Anderson, whose core platform consists of criminal justice, housing and youth programs, said that his reformist instincts don’t mix with the current party leadership.
“If you rock the boat just a little bit, you’re out and that’s wrong. It takes people out of politics and it takes people out of the political discourse,” he said.
While he may be young, his extensive record of public service goes far beyond the average 23-year-old. Anderson has lived in Far Rockaway since 2005 and has served as a member of Community Board 14, the executive board of the Rockaway Youth Task Force, the 101st Police Precinct council, the NAACP and Ready Rockaway — a local emergency preparedness organization.
For Anderson, criminal justice reform is intimately connected to his mission to get young people involved in civic programs. He said he would prioritize the fight for youth programming and employment in the state budget and sees these programs as the most effective deterrent for keeping low-income and black and brown youth out of the criminal justice system.
“We want to extend [programming], not just for the summer, but year-round. We need funding for — I hate the term, but — ‘at-risk’ youth,” he said, pausing before using what he deemed policy jargon. “These young people are not ‘at risk,’ they are a victim of their socioeconomic conditions.”
On housing, Anderson is farther to the left than any of his southeastern Queens assembly neighbors. For the next session, tenant groups are already saber-rattling to pass the “just cause” eviction bill that was scrapped in the process of negotiating over last summer’s rent reform bill.
Anderson’s only complaint with the controversial bill is that the legislation does not go far enough. He would want to extend the law to cover one-to-four-unity houses, which were excluded in Senator Julia Salazar’s original version. Out of the neighboring southeastern Queens districts, Assemblyman Mike Miller was the only one to co-sponsor the legislation last session.
“My family was a victim of retaliatory eviction. If we had the protections that good cause would provide. We’d probably still be there,” Anderson said of his former house that would not have been covered by the “good cause” eviction bill.
The Rockaway Youth Task Force (RYTF) served as a launching pad for Anderson to get involved on the two infrastructure projects that he refers to as his biggest political accomplishments. After working with the organization for four years, he played a role in helping to build a half-acre community garden on an abandoned lot that they secured with the help of the Parks Department.
He also helped lead a campaign pushing the MTA to extend the Q52 rapid-transit line further into the peninsula so that it could serve low-income communities of color living in the Ocean Bay Apartments, a 24-building NYCHA development in Arverne.
While Anderson may be at odds with the special election process, he is setting up for the long haul fight for the primary. His account balance as of July was $10,658.
Next, Anderson will face the challenge of the scattered shape of the district.
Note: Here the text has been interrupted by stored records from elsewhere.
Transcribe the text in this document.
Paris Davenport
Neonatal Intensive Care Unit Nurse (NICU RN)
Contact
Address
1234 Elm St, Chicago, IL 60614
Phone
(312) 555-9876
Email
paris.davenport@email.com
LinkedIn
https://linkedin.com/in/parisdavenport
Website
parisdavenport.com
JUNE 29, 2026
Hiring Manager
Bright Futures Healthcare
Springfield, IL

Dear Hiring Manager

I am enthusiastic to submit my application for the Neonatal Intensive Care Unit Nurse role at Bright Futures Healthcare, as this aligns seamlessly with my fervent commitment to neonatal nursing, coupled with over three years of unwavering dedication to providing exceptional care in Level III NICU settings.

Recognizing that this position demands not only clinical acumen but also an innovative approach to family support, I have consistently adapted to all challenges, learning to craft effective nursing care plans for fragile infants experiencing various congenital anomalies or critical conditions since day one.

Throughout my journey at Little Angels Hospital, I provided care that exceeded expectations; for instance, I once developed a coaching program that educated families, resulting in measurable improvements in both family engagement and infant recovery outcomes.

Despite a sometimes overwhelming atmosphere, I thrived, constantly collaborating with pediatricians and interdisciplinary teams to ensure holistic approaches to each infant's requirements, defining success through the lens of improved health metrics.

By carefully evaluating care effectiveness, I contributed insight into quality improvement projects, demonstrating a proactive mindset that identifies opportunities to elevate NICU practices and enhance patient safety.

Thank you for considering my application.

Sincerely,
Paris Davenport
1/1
While his activism is rooted in the Rockaways, assembly district stretches over the entirety of JFK Airport all the way up into Richmond Hill, South Ozone Park and Rosedale.
While Anderson said that he would never go to another part of the district pretending as if he had done work in their neighborhood, he thinks that his voice and platform could speak to for the areas that he’s less familiar with.
“I think the work that I’ve done here in the Rockaways can translate to positive results for the rest of the district,” he said.